O lado tecnológico também é interessante. Estão a usar verificação criptográfica através da plataforma de código aberto da OMS chamada GDHCN, e a adotar padrões globais de interoperabilidade como o FHIR, para que diferentes sistemas possam realmente comunicar entre si. É um pouco como o pilates asiático, que exige flexibilidade e adaptação - estes sistemas de saúde precisam dessa mesma flexibilidade para funcionarem em diferentes países e provedores.

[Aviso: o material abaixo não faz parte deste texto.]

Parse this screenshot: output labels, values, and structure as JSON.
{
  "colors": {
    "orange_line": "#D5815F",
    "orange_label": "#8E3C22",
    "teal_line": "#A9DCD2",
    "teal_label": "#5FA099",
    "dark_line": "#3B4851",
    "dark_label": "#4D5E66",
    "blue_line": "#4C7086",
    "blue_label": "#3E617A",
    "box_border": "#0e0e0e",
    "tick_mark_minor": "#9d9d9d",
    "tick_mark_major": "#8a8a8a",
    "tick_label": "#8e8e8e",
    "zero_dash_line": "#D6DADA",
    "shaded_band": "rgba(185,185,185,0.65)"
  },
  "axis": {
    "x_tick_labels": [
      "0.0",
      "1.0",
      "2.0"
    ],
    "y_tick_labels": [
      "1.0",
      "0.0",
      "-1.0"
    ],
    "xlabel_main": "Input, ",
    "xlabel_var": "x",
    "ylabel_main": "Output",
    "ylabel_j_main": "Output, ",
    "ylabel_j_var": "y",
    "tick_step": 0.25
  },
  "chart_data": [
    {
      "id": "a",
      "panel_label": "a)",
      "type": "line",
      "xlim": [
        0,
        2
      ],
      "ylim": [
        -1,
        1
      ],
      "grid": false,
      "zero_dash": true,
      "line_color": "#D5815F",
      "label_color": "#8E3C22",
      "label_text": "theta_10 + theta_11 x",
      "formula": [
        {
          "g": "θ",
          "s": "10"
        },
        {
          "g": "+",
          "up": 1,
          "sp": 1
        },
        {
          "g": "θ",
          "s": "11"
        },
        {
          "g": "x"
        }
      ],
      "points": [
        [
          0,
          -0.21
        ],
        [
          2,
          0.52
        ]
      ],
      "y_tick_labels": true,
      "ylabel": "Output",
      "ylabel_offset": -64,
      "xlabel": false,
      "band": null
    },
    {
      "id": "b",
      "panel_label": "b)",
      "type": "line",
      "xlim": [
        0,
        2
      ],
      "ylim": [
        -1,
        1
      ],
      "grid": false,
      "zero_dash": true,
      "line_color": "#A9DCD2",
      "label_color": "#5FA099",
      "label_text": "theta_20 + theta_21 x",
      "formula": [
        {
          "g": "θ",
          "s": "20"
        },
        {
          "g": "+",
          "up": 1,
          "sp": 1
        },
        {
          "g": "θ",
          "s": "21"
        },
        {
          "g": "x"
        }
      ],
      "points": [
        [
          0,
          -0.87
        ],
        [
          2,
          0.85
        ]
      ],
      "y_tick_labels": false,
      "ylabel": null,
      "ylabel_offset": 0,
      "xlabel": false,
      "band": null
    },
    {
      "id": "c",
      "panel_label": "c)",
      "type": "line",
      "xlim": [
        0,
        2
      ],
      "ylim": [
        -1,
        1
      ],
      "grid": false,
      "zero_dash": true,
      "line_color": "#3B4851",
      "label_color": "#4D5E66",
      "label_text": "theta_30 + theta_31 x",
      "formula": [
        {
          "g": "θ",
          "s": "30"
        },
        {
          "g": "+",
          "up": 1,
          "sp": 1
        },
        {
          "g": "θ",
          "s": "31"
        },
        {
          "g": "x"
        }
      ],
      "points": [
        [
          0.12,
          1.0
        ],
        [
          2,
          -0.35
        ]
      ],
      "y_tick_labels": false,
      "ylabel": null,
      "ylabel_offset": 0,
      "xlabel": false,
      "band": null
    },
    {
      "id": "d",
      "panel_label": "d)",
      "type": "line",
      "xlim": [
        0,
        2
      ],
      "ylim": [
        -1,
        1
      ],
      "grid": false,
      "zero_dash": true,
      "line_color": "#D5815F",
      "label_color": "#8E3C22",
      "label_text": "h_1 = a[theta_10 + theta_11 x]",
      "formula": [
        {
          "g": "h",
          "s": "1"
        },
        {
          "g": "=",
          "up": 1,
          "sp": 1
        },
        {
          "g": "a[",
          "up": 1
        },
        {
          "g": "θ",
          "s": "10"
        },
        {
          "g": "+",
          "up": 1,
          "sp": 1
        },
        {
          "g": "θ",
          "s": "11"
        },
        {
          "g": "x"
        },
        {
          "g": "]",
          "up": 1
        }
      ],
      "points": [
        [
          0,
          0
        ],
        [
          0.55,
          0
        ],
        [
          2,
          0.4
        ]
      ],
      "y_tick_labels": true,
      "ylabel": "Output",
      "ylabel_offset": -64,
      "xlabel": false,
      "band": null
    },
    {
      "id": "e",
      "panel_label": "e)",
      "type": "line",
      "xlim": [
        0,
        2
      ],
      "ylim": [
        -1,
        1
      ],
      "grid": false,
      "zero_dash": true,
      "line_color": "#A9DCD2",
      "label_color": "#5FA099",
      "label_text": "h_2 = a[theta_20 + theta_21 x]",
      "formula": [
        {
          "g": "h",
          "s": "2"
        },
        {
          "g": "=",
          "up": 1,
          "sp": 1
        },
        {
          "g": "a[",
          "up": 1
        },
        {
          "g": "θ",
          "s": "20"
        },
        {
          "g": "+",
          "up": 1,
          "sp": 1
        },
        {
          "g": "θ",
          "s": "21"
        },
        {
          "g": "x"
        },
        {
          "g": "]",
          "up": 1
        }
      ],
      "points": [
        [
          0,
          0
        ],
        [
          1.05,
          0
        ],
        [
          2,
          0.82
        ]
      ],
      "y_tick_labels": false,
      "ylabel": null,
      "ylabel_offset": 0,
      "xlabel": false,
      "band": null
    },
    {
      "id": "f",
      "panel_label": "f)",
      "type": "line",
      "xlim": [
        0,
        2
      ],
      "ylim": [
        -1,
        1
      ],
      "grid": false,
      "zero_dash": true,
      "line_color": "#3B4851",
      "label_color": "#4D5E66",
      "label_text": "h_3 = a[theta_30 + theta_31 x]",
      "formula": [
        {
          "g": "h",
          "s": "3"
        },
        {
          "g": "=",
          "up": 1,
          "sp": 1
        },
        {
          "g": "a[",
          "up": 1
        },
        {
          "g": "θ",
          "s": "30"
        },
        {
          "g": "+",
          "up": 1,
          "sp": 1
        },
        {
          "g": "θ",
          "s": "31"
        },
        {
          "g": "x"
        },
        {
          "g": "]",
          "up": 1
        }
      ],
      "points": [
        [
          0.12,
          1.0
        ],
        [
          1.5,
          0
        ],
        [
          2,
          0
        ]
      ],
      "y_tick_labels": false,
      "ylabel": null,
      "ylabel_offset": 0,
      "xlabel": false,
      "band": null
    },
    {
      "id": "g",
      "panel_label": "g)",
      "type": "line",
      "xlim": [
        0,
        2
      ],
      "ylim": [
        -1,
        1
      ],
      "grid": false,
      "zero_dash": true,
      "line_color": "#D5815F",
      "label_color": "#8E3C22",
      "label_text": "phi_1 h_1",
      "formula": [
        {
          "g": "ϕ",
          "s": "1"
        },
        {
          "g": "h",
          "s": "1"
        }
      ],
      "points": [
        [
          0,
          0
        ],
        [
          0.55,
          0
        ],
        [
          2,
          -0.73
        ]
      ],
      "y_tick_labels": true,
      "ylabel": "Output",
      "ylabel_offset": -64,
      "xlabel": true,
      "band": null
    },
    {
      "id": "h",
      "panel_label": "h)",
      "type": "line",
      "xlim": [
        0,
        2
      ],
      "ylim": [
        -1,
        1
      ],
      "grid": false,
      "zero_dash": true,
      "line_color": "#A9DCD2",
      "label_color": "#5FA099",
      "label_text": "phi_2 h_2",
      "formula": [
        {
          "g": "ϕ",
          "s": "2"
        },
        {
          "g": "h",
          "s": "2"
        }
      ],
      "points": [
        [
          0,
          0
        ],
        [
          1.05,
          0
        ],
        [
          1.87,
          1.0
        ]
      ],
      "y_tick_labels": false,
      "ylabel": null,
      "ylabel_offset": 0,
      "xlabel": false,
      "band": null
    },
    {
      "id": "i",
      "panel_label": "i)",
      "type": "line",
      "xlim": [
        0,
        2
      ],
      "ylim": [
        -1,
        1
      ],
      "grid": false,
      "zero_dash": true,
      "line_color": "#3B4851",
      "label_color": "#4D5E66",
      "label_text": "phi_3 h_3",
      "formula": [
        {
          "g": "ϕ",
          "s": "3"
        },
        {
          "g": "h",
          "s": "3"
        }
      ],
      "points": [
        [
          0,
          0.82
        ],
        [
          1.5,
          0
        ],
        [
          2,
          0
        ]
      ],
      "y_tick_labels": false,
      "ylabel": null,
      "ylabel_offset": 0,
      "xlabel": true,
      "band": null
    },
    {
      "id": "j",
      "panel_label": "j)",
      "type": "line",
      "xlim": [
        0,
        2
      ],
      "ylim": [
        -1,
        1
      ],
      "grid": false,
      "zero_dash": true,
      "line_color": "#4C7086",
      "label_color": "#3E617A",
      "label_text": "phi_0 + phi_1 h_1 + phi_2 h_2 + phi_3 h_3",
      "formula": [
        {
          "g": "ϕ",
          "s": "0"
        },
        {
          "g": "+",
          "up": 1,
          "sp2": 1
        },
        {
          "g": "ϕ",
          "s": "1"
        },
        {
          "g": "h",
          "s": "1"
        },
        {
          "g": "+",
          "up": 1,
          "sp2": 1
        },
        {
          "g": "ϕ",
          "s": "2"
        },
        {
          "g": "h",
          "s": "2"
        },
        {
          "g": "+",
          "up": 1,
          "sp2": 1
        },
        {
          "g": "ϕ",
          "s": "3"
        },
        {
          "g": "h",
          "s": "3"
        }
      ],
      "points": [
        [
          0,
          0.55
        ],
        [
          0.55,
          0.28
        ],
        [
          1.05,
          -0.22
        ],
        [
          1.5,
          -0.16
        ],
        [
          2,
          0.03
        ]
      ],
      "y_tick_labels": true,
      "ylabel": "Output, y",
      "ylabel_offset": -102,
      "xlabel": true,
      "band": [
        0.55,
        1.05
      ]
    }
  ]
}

Começam com certificados de vacinação primeiro, depois expandem para registos de imunização, dados de saúde materna e resumos de saúde mais amplos. No final do programa, cada país piloto deverá ter um modelo funcional que outras nações possam replicar. O objetivo é, eventualmente, ajudar toda a região a construir uma infraestrutura de saúde mais resiliente.

O que é notável é que a OMS não se limita apenas às carteiras digitais. Eles também têm investido bastante na integração de IA - lembra-se do SARAH, aquele chatbot de IA que lançaram em 2024 para informações de saúde? Basicamente, estão a apostar que o futuro da saúde global é digital e apoiado pela tecnologia. Recentemente, fizeram uma parceria com a IndiaAI Mission para procurar inovações escaláveis na área da saúde provenientes do Sul Global.

Este impulso das carteiras digitais no Sudeste Asiático parece fazer parte de um padrão maior, onde os organismos internacionais de saúde estão finalmente a levar a sério a adoção de tecnologia. A metáfora do pilates asiático encaixa aqui - estes sistemas precisam de ser adaptáveis, flexíveis o suficiente para se ajustarem aos diferentes contextos nacionais, mantendo a segurança e os padrões. Se funcionar na ASEAN, é provável que este modelo se espalhe globalmente de forma bastante rápida. Vale a pena acompanhar como isto evolui.